Per chi apprezza i nomi succitati Green è un’opera che darà molte soddisfazioni, mentre magari potrebbe trovare qualche ostacolo in più nel penetrare in chi non ha familiarità con questi suoni: di sicuro, il fatto che quest’album sia di assoluto valore è un dato oggettivo, che depone a favore delle doti compositive dei The Great Saunites, capaci di provocare con la loro musica alterazioni di coscienza senza dover ricorrere a sostanze illegali, nonché in grado di prodursi in una progressione stilistica costate e priva di calcoli di convenienza.
- Metaleyes

Secondo capitolo di una trilogia “cromatica”, registrato e pubblicato nello stesso anno del predecessore. Nobilissime le intenzioni, solo due brani estesi, che però si possono asciugare a - forse - due idee per brano, e rimasticate. Puntano alla trance, ci riescono in parte perché a eruttare sono sensazionalismo ed esibizionismo. Sforzo fisico, quello sì notevole, più che musicale. Il canto (fantasma) in "Dhaneb" è di di Mike B dei Viscera. Tiratura limitata con “visual layouts” di Giorgio Salmoiraghi. Co-produzione con Toten Schwan.
- Ondarock

The Great Saunites sono un gruppo cocciuto che, giocando con elementi sempre più o meno uguali, gira intorno ad un’idea di suono esplorandone ogni anfratto: ad un primo ascolto vi sembreranno gli stessi lasciando poi emergere le differenze col tempo. A tutt’oggi non si ravvisano segni di stanchezza.
- Sodapop

Il sound dei Nostri potrebbe essere definito come "semplice" e ripetitivo, ma non immagino un modo diverso per poter far rendere questa proposta musicale allo stesso modo.

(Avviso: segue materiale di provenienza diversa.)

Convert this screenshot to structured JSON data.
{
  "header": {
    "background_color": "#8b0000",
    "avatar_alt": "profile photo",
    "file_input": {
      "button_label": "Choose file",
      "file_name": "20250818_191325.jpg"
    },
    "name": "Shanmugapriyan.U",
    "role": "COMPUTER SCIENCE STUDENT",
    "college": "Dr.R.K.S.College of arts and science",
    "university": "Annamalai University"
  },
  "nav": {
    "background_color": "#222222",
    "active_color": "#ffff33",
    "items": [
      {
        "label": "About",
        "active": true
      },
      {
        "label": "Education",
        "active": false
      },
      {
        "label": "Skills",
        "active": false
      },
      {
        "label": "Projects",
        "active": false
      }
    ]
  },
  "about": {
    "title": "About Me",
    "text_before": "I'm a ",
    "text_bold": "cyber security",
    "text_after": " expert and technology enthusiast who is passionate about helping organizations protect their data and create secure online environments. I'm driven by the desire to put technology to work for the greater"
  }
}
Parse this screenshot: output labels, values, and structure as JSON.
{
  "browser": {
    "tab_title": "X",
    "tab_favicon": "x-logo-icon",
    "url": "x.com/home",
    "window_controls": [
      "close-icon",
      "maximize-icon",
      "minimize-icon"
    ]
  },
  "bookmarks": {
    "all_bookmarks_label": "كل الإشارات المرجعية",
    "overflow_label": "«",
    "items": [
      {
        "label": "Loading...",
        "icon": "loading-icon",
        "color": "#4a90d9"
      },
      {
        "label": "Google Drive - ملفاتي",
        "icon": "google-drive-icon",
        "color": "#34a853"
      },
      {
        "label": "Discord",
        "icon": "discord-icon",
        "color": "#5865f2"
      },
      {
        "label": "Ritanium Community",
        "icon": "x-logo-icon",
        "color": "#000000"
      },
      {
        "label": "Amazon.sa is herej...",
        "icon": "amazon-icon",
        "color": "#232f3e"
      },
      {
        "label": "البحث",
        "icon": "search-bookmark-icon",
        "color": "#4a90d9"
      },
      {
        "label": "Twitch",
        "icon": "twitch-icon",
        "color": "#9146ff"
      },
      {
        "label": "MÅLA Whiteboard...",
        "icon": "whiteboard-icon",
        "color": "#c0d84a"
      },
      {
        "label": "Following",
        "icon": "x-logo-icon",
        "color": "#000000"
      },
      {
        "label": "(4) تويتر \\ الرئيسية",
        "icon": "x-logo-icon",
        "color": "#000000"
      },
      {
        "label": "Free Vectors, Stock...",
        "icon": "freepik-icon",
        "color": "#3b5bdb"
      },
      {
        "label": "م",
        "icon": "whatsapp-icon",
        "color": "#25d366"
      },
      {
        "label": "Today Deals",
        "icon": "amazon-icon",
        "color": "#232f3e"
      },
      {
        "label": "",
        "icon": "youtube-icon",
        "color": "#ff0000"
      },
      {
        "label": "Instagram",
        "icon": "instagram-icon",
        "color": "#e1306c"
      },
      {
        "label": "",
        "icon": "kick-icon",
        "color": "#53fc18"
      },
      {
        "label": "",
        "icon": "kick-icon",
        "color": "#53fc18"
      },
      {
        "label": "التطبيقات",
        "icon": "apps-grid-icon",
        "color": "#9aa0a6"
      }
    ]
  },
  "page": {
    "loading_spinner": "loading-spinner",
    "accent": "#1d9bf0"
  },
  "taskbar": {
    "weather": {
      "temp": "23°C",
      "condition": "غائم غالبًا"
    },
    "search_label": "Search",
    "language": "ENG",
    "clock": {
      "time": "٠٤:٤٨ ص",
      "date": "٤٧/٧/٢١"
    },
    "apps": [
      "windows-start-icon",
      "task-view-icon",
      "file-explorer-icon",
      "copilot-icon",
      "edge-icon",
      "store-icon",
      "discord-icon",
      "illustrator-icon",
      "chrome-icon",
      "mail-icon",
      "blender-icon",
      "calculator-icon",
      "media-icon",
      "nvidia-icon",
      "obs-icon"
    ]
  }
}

Anzi, direi che riuscire a convincere usando pochi elementi, ruotando sempre attorno agli stessi riff aggiungendo man mano che si procede sempre qualche arpeggio o ingrediente nuovo ma non deviando mai in maiaera netta il sentiero intrapreso, è impresa non facile. Molti altri avrebbero deluso, i The Great Saunites invece no. Il loro atmospheric doom-post metal, drogato con forti dosi di psichedelia, generalizzando un po' il discorso, non ha nulla di innovativo, ma riesce a creare un feeling carico di tensione ma allo stesso tempo dai forti connotati meditativi, per un risultato efficace e che troverà negli amanti del genere una sicura approvazione.